Davalı cevap dilekçesinde özetle; davacı ile —— Eczanesinin devri hususunda anlaştıklarını, davacının 325.000 TL ödediğini, 17.11.2021 tarihinde İlçe Sağlık Müdürlüğü ve—– yetkililerinin katılımı ile eczane devir tutanağının imzalandığını, eczanenin devri sırasında davacıdan gizlenen bir durumun olmadığını, sözleşme devir tarihinde yasal, geçerli ve devre yetkili olduğunu, devirden önce devre konu eczanede tüm yasal zorunlulukları yerine getirerek faaliyet yürüttüğünü, mevzuat gereğince eczanenin kamu kurum ve kuruluşları için düzenlenen reçeteleri yapması için devir öncesinde tüm prosedürlerin yerine getirildiğini ve kamu kurum reçetelerinin yapıldığını, ayrıca diyaliz ve kan ürünlerinin satışı sıra dahilinde yapılmakta olup —- Odası tarafından —–Eczanesinin bu sıraya alındığını, davacının devraldığı eczaneyi açmaması, ruhsat almaması ve kredi borçlarını ödeyememesinden kendisinin sorumlu olamayacağını beyan ederek davanın reddine karar verilmesini talep etmiştir.
Mahkememizce tensip zaptı ile tarafların son tescil bilgilerinin ilgili Ticaret Sicil Müdürlüğünden istenmesine, —–İl Sağlık Müdürlüğü’ne müzekkere yazılarak, davacı ile davalı arasında devredilen —– Eczanesi hakkındaki eczane devir işlemine ait tüm bilgi ve belgelerin gönderilmesinin istenilmesine, ayrıca davalı hakkında 17/11/2021 eczane devir işleminden önce muvazalı işlemler olup olmadığının araştırılarak mahkememize bildirilmesinin istenilmesine, —- Bölge —-Odası’na müzekkere yazılarak, —- Eczanesi’nin 17/11/2021 tarihli devir işlemi ve devreden eczacı davalı hakkında işbu devirden önce de muvazalı işlem nedeniyle açılmış dosya bulunup bulunmadığının sorulmasına, —–. Noterliği’nden 28/12/2021 tarih ve —- yevmiye numaralı, —–Noterliği’nden 19/01/2022 tarih ve —– yevmiye numaralı ihtarnamesinin ve tebliğ mazbatasının istenilmesine karar verilmiş olup, müzekkere cevapları dosya içerisine alınmıştır.

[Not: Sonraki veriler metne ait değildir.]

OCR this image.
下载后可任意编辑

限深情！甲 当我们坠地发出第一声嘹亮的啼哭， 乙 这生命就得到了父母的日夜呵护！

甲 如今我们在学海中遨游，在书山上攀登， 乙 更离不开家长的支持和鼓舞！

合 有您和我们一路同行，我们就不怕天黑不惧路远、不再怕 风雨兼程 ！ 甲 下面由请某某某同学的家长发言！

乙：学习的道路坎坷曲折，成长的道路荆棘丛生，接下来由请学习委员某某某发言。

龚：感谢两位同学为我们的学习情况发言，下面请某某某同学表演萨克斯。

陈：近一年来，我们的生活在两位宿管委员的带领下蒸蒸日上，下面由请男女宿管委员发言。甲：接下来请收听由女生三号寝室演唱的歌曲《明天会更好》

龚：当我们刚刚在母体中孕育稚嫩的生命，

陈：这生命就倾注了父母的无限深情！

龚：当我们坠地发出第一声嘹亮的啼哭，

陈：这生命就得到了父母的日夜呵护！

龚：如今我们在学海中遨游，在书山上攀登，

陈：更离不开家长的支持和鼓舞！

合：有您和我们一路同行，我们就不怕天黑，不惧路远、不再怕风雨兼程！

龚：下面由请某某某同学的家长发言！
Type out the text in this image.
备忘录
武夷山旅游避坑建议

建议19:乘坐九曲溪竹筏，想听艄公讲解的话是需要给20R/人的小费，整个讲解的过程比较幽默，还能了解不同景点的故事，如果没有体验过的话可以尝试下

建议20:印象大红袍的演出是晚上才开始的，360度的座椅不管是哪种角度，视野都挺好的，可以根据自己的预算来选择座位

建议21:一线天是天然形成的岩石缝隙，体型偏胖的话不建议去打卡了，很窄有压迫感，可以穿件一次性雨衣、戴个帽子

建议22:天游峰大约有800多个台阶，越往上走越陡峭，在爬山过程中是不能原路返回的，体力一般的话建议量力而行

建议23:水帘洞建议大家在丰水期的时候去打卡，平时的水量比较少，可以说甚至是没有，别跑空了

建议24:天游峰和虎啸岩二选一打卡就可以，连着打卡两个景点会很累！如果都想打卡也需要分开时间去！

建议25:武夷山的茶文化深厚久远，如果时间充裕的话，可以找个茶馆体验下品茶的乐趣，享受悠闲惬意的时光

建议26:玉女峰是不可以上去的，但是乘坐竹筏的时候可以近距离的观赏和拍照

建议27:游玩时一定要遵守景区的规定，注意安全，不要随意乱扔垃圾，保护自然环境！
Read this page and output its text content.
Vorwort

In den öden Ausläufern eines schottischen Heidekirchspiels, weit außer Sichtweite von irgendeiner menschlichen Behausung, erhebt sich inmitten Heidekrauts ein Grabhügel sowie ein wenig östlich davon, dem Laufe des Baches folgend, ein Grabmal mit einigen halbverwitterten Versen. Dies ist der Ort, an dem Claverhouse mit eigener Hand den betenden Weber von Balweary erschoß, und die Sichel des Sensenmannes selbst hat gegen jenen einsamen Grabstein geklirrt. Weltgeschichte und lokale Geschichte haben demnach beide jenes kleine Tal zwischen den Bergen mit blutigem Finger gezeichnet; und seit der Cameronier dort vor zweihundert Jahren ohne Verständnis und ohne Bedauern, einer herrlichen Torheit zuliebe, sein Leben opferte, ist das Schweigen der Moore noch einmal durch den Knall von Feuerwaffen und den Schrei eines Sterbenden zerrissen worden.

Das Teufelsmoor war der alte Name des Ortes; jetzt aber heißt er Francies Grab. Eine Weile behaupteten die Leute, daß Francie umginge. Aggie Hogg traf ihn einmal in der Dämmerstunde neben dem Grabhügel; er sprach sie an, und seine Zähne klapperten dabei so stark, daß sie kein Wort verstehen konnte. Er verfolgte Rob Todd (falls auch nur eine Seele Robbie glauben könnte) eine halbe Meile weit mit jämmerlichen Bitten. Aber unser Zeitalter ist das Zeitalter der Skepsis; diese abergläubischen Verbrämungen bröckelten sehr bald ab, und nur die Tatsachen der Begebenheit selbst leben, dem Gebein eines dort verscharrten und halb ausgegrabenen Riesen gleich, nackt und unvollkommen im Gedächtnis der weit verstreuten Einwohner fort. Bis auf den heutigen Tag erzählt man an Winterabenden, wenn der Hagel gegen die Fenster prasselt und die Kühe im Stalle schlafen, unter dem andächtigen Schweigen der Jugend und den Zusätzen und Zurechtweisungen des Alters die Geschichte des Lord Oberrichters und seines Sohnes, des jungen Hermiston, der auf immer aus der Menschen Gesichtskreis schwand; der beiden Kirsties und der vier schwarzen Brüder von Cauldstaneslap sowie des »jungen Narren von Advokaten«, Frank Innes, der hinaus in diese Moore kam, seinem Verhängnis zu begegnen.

Mahkememizce Sağlık Bakanlığı’na müzekkere yazılarak İl Sağlık Müdürlüğünce muvazaa değerlendirme komisyonu tarafından alınan karar doğrultusunda herhangi bir işlem yapılıp yapılmadığı, var ise buna ilişkin tüm kayıtların istenilmesine karar verilmiş olup, müzekkere cevapları dosya içerisine alınmıştır.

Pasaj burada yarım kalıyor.